HARARE ‑ Zimbabwean war veterans on Tuesday besieged President Emmerson Mnangagwa’s Munhumutapa Office demanding that their monthly stipends be increased and that their remaining gratuities be settled.

The grouping of about 20, calling itself War Veterans Welfare Committee are fronted by Fredrick Ngombe, presented a 10-page petition to Mnangagwa, demanding that their livelihoods be improved.

However, they failed to meet Mnangagwa as he was in a cabinet meeting.

“We would have wanted to meet the president, but we have been advised he is in a cabinet meeting. Officials have signed our petition and we now await the response from the president,” Ngombe told journalists after coming out of Munhumutapa offices.

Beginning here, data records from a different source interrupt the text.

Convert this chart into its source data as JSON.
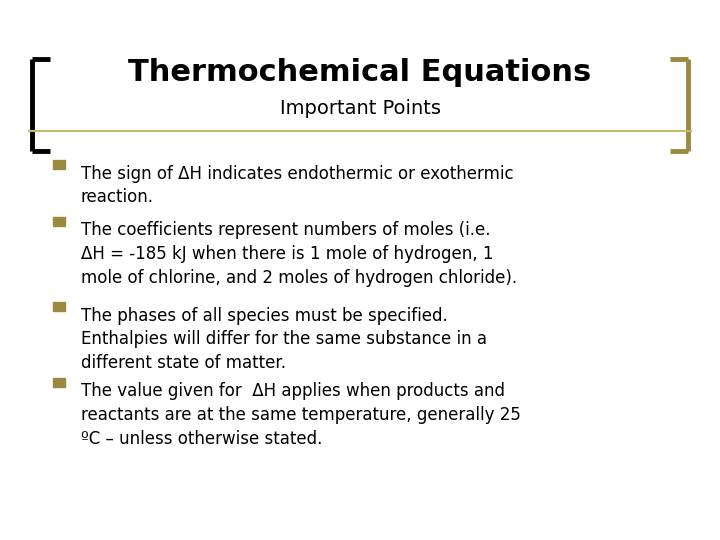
{
  "title": "Thermochemical Equations",
  "subtitle": "Important Points",
  "title_color": "#000000",
  "subtitle_color": "#000000",
  "background_color": "#ffffff",
  "bullet_color": "#9B8940",
  "bracket_color_left": "#000000",
  "bracket_color_right": "#9B8940",
  "separator_color": "#C8B870",
  "bullet_points": [
    "The sign of ΔH indicates endothermic or exothermic\nreaction.",
    "The coefficients represent numbers of moles (i.e.\nΔH = -185 kJ when there is 1 mole of hydrogen, 1\nmole of chlorine, and 2 moles of hydrogen chloride).",
    "The phases of all species must be specified.\nEnthalpies will differ for the same substance in a\ndifferent state of matter.",
    "The value given for  ΔH applies when products and\nreactants are at the same temperature, generally 25\nºC – unless otherwise stated."
  ],
  "title_fontsize": 22,
  "subtitle_fontsize": 14,
  "bullet_fontsize": 12,
  "figsize": [
    7.2,
    5.4
  ],
  "dpi": 100
}
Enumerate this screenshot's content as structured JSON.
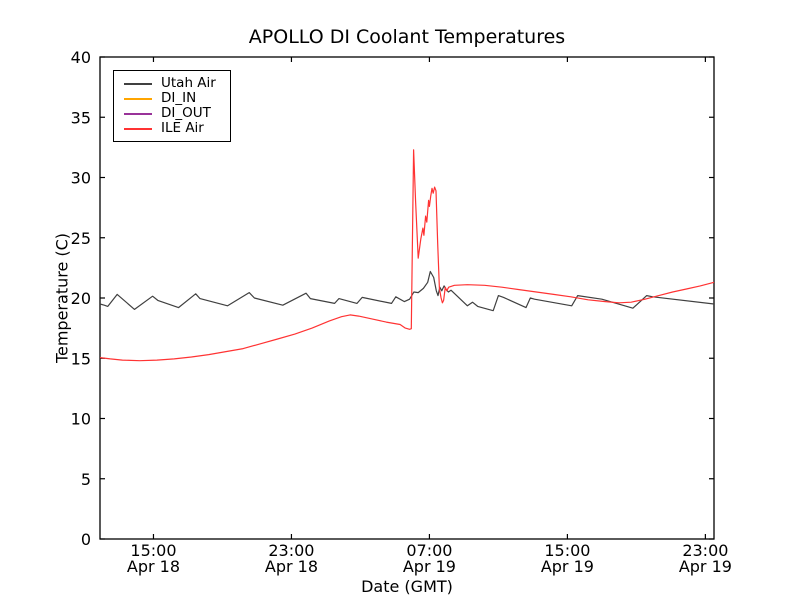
{
  "chart_data": {
    "type": "line",
    "title": "APOLLO DI Coolant Temperatures",
    "xlabel": "Date (GMT)",
    "ylabel": "Temperature (C)",
    "ylim": [
      0,
      40
    ],
    "yticks": [
      0,
      5,
      10,
      15,
      20,
      25,
      30,
      35,
      40
    ],
    "xlim": [
      11.9,
      47.5
    ],
    "x_unit": "hours since Apr 18 00:00 GMT",
    "grid": false,
    "background": "#ffffff",
    "frame_color": "#000000",
    "xticks": [
      {
        "hour": 15,
        "time": "15:00",
        "date": "Apr 18"
      },
      {
        "hour": 23,
        "time": "23:00",
        "date": "Apr 18"
      },
      {
        "hour": 31,
        "time": "07:00",
        "date": "Apr 19"
      },
      {
        "hour": 39,
        "time": "15:00",
        "date": "Apr 19"
      },
      {
        "hour": 47,
        "time": "23:00",
        "date": "Apr 19"
      }
    ],
    "legend": {
      "position": "upper left",
      "entries": [
        "Utah Air",
        "DI_IN",
        "DI_OUT",
        "ILE Air"
      ]
    },
    "series": [
      {
        "name": "Utah Air",
        "color": "#404040",
        "points": [
          [
            11.9,
            19.5
          ],
          [
            12.15,
            19.4
          ],
          [
            12.35,
            19.3
          ],
          [
            12.9,
            20.3
          ],
          [
            13.9,
            19.05
          ],
          [
            14.95,
            20.15
          ],
          [
            15.25,
            19.8
          ],
          [
            16.45,
            19.2
          ],
          [
            17.45,
            20.35
          ],
          [
            17.7,
            19.95
          ],
          [
            19.3,
            19.35
          ],
          [
            20.55,
            20.45
          ],
          [
            20.85,
            20.0
          ],
          [
            22.5,
            19.4
          ],
          [
            23.85,
            20.4
          ],
          [
            24.1,
            19.95
          ],
          [
            25.5,
            19.55
          ],
          [
            25.75,
            19.95
          ],
          [
            26.8,
            19.55
          ],
          [
            27.1,
            20.05
          ],
          [
            28.8,
            19.55
          ],
          [
            29.05,
            20.1
          ],
          [
            29.55,
            19.7
          ],
          [
            29.85,
            19.9
          ],
          [
            30.1,
            20.5
          ],
          [
            30.35,
            20.45
          ],
          [
            30.65,
            20.8
          ],
          [
            30.9,
            21.3
          ],
          [
            31.05,
            22.2
          ],
          [
            31.25,
            21.7
          ],
          [
            31.4,
            20.6
          ],
          [
            31.5,
            20.2
          ],
          [
            31.6,
            20.9
          ],
          [
            31.72,
            20.6
          ],
          [
            31.85,
            21.0
          ],
          [
            31.95,
            20.75
          ],
          [
            32.1,
            20.5
          ],
          [
            32.25,
            20.65
          ],
          [
            33.2,
            19.35
          ],
          [
            33.5,
            19.65
          ],
          [
            33.8,
            19.3
          ],
          [
            34.7,
            18.95
          ],
          [
            35.0,
            20.2
          ],
          [
            35.3,
            20.05
          ],
          [
            36.6,
            19.2
          ],
          [
            36.85,
            20.0
          ],
          [
            37.1,
            19.9
          ],
          [
            39.25,
            19.35
          ],
          [
            39.6,
            20.2
          ],
          [
            41.0,
            19.9
          ],
          [
            42.8,
            19.15
          ],
          [
            43.6,
            20.2
          ],
          [
            43.95,
            20.1
          ],
          [
            47.5,
            19.5
          ]
        ]
      },
      {
        "name": "DI_IN",
        "color": "#ffa500",
        "points": []
      },
      {
        "name": "DI_OUT",
        "color": "#993399",
        "points": []
      },
      {
        "name": "ILE Air",
        "color": "#ff3333",
        "points": [
          [
            11.9,
            15.05
          ],
          [
            12.5,
            14.95
          ],
          [
            13.2,
            14.85
          ],
          [
            14.2,
            14.8
          ],
          [
            15.2,
            14.85
          ],
          [
            16.2,
            14.95
          ],
          [
            17.2,
            15.1
          ],
          [
            18.2,
            15.3
          ],
          [
            19.2,
            15.55
          ],
          [
            20.2,
            15.8
          ],
          [
            21.2,
            16.2
          ],
          [
            22.2,
            16.6
          ],
          [
            23.2,
            17.0
          ],
          [
            24.2,
            17.5
          ],
          [
            25.2,
            18.1
          ],
          [
            25.9,
            18.45
          ],
          [
            26.4,
            18.6
          ],
          [
            26.9,
            18.5
          ],
          [
            27.7,
            18.25
          ],
          [
            28.5,
            18.0
          ],
          [
            29.3,
            17.8
          ],
          [
            29.6,
            17.5
          ],
          [
            29.85,
            17.4
          ],
          [
            29.95,
            17.45
          ],
          [
            30.08,
            32.3
          ],
          [
            30.2,
            28.0
          ],
          [
            30.35,
            23.3
          ],
          [
            30.5,
            24.9
          ],
          [
            30.62,
            25.8
          ],
          [
            30.68,
            25.2
          ],
          [
            30.78,
            26.8
          ],
          [
            30.85,
            26.3
          ],
          [
            30.95,
            28.1
          ],
          [
            31.0,
            27.6
          ],
          [
            31.08,
            28.5
          ],
          [
            31.15,
            29.1
          ],
          [
            31.22,
            28.7
          ],
          [
            31.3,
            29.2
          ],
          [
            31.38,
            28.9
          ],
          [
            31.48,
            24.5
          ],
          [
            31.58,
            20.8
          ],
          [
            31.68,
            20.0
          ],
          [
            31.75,
            19.6
          ],
          [
            31.82,
            19.8
          ],
          [
            31.92,
            20.9
          ],
          [
            32.0,
            20.6
          ],
          [
            32.12,
            20.9
          ],
          [
            32.45,
            21.05
          ],
          [
            33.2,
            21.1
          ],
          [
            34.2,
            21.05
          ],
          [
            35.2,
            20.9
          ],
          [
            36.2,
            20.7
          ],
          [
            37.2,
            20.5
          ],
          [
            38.2,
            20.3
          ],
          [
            39.2,
            20.1
          ],
          [
            40.2,
            19.85
          ],
          [
            41.2,
            19.7
          ],
          [
            42.0,
            19.6
          ],
          [
            42.7,
            19.65
          ],
          [
            43.5,
            19.9
          ],
          [
            44.3,
            20.2
          ],
          [
            45.1,
            20.5
          ],
          [
            45.9,
            20.75
          ],
          [
            46.7,
            21.0
          ],
          [
            47.5,
            21.3
          ]
        ]
      }
    ]
  }
}
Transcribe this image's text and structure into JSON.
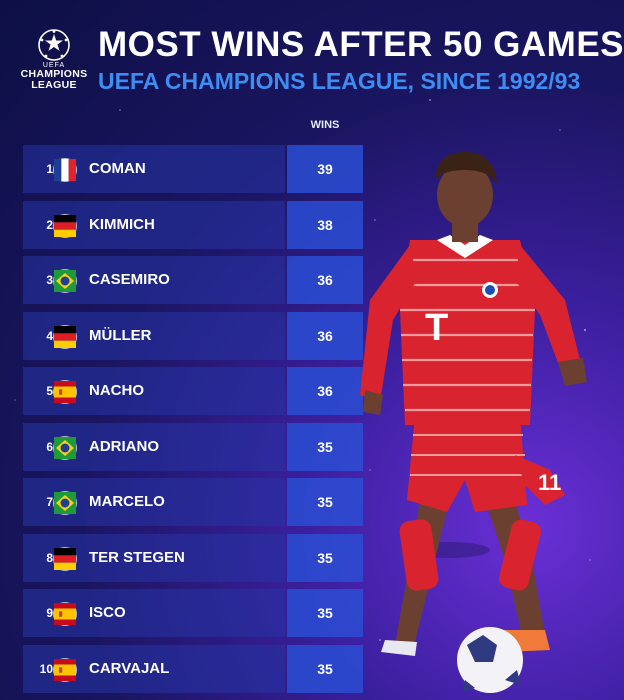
{
  "header": {
    "logo": {
      "top_text": "UEFA",
      "line1": "CHAMPIONS",
      "line2": "LEAGUE"
    },
    "title": "MOST WINS AFTER 50 GAMES",
    "subtitle": "UEFA CHAMPIONS LEAGUE, SINCE 1992/93"
  },
  "table": {
    "column_header": "WINS",
    "rows": [
      {
        "rank": "1",
        "name": "COMAN",
        "flag": "france-flag-icon",
        "wins": "39"
      },
      {
        "rank": "2",
        "name": "KIMMICH",
        "flag": "germany-flag-icon",
        "wins": "38"
      },
      {
        "rank": "3",
        "name": "CASEMIRO",
        "flag": "brazil-flag-icon",
        "wins": "36"
      },
      {
        "rank": "4",
        "name": "MÜLLER",
        "flag": "germany-flag-icon",
        "wins": "36"
      },
      {
        "rank": "5",
        "name": "NACHO",
        "flag": "spain-flag-icon",
        "wins": "36"
      },
      {
        "rank": "6",
        "name": "ADRIANO",
        "flag": "brazil-flag-icon",
        "wins": "35"
      },
      {
        "rank": "7",
        "name": "MARCELO",
        "flag": "brazil-flag-icon",
        "wins": "35"
      },
      {
        "rank": "8",
        "name": "TER STEGEN",
        "flag": "germany-flag-icon",
        "wins": "35"
      },
      {
        "rank": "9",
        "name": "ISCO",
        "flag": "spain-flag-icon",
        "wins": "35"
      },
      {
        "rank": "10",
        "name": "CARVAJAL",
        "flag": "spain-flag-icon",
        "wins": "35"
      }
    ]
  },
  "player_photo": {
    "icon": "footballer-in-red-kit-icon",
    "shirt_number": "11"
  },
  "colors": {
    "accent_blue": "#3d8df2",
    "kit_red": "#d9232e"
  }
}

Without elaborating, the war veterans claimed that there were efforts to sideline and portray them as mercenaries.

“We stand today owed huge arrears in granted life-long Z$2,000 monthly pensions, as against the paltry $234 monthly the State is unashamedly paying us,” the former fighters said, adding they were displeased by their portrayal by the State in “negative national perception to our deserved and lawful entitlements as tantamount to us being responsible for and holding the nation to ransom”.

“We suffered during the war and it is not like we are making demands that are out of this world,” the war veterans said.

Demanding to be paid their outstanding pensions backdated to 1997, they said: “We were promised under Statutory Instrument 180-181 of 1997 to get Z$2,000 each month and this was only paid once in the last 21 years.”

Zimbabwe National Liberation War Veterans’ Association secretary-general Victor Matemadanda was not available for comment.